Lakewood Fish & Seafood House.

“Believe it or not, seafood is more delicate than steak,” Barakat says. “You could take any great fillet of fish, and you could cook it the right amount of time, temperature, seasoning and whatever, and it would taste like the best you’ve ever had.

 

“The same fish, you take it, and let somebody else do it, and it’ll be the toughest piece of leather sole that you’ve ever tasted. Literally, it takes a few seconds from having a great piece of fish to people saying ‘That’s not my kind of fish.’” 

 

As you may remember from elementary school, 70 percent of the earth is covered in water, so there’s no reason you should ever get bored with seafood, and if you do, it’s your own timidness that’s to blame. Fish can be down-home, working-man fare — flaky, white catfish peeking seductively from under a dusting of cornmeal or bulbous shrimp submerged in creamy grits. Or, like the octopus–laden cioppino I got on San Francisco’s Fisherman’s Wharf once, it can be the most exotic concoction you’ve ever laid eyes on.  

 

The Oyster Bar.

In Arkansas, it’s hard to truly fathom the diversity of seafood, lacking as we do the great markets of the coastal states — Pike Place in Seattle, New Deal in Cambridge, Mass., Westwego in New Orleans. Barakat knows all of these and others, the better to bring you something you’ve never seen before.  

 

“I do most of the purchases with the help of the chef that I have. He tells me what we do and don’t have, and they let me know,” he says. “There are a bunch of vendors from the East and West coasts, and even in the Gulf. I’ve been dealing with them for the past 39 years that I’ve been in business in Arkansas.

 

“Some of them are irreplaceable; you can count on their freshness, you can count on their quality, you can count on their product and their reputation, and that’s what I’m using.
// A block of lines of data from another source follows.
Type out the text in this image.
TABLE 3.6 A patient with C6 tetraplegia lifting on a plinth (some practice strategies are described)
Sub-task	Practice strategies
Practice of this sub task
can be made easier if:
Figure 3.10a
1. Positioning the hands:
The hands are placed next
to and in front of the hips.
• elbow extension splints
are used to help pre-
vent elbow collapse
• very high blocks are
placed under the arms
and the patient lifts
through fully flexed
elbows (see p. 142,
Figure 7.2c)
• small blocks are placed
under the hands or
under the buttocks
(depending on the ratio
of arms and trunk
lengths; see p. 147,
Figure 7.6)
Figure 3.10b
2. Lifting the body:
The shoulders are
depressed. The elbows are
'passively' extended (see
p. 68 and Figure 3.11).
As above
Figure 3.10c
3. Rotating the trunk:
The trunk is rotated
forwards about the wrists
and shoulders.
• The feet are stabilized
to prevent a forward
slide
If you know me or you know about me: If it’s not the best and freshest quality, I don’t want to serve it. I don’t care how expensive it is.” 

 

One of the things to love about Arkansas is how frequently underestimated we are in terms of culture. People elsewhere tend to think just because we’re landlocked that our seafood is limited to frozen fish sticks. But anyone who’s ever had the garlic shrimp at Doe’s Eat Place in Little Rock, or let Gaston’s Restaurant in Lakeview work its trout magic, or powered through one of the formidable platters at Who Dat’s in Bald Knob, or visited one of a hundred places for a crawfish boil every spring, knows better.